Потом весь вечер он пересказывал свою шутку на разные лады.
Еще раз обойдя зал, вестибюль, кухню и раздевалки, Ималда спустилась в кондитерский цех, где раньше еще не бывала.
За дверьми, обитыми жестью, и небольшим коридорчиком начиналось большое помещение. Тут все были заняты делом: кто смешивал что–то в большой, кто – в маленькой посудине, и лишь парень в высоком кондитерском колпаке склонился над столом под лампами дневного света.

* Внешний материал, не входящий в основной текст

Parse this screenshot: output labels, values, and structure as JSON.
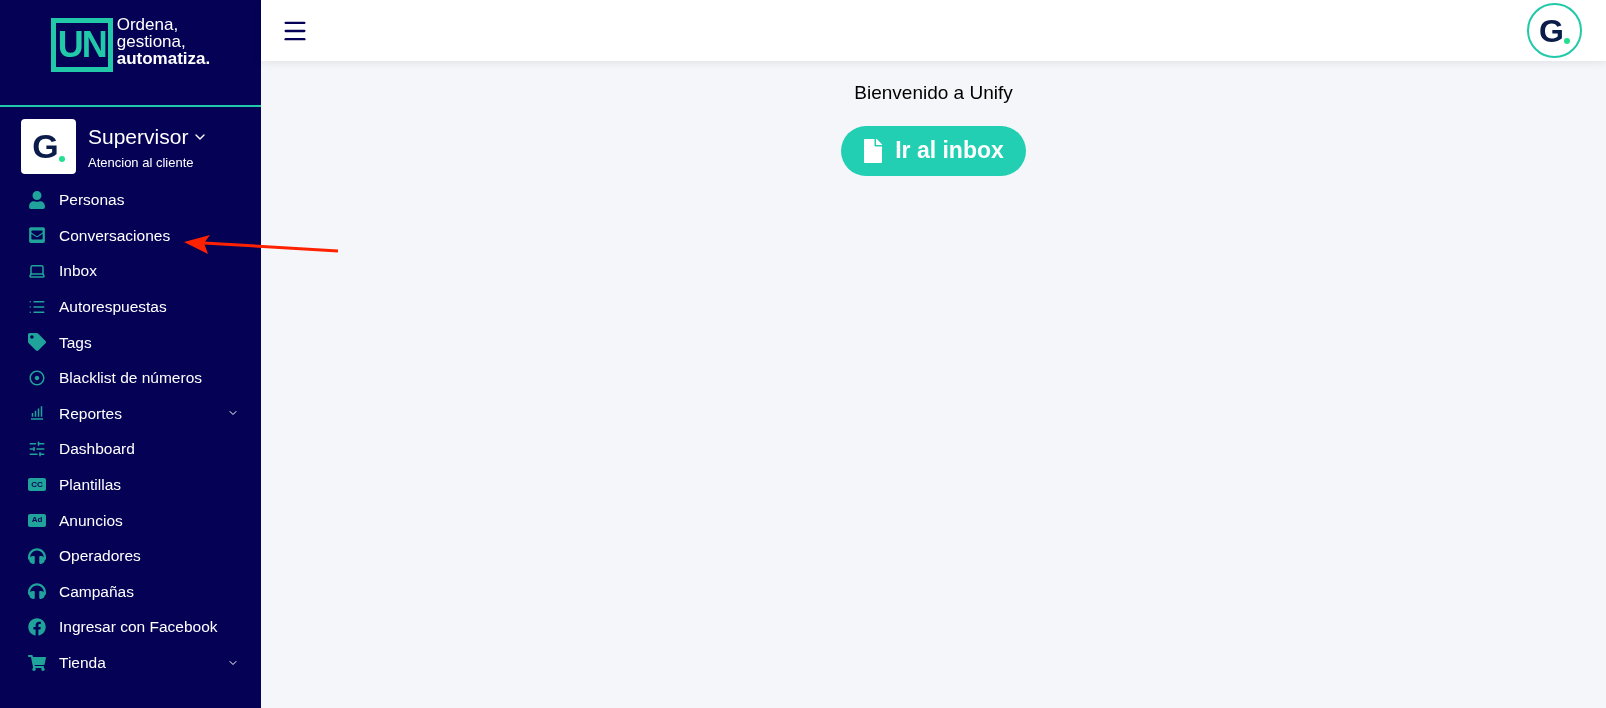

Парень разукрашивал торты, стоявшие тесными рядами: осторожно выдавливал из брезентового мешочка крем – он мягко тек из наконечника ровной струйкой. Издали струйка напоминала бесконечную макаронину. А чтобы макаронина ложилась на торте разными замысловатыми завитушками, парень «помогал» всем корпусом – видно, в таком деле одной силы рук и ловкости недостаточно. Ималда стояла в сторонке, не решаясь расспросами о Леопольде прервать занятие кондитера.
Вдоль стен выстроились стеллажи с неглубокими ящиками. В них пирожные и булочки – поблескивают шоколадные спинки эклеров, в белых безе искрятся кристаллики сахара, лежат сплюснутые яблочные пирожные, будто на них нечаянно что–то упало, а бисквитные пирожные украшены высокими «прическами» из разноцветного крема. Такие всегда покупала мама, когда Ималда заканчивала в школе очередную четверть и получала табель.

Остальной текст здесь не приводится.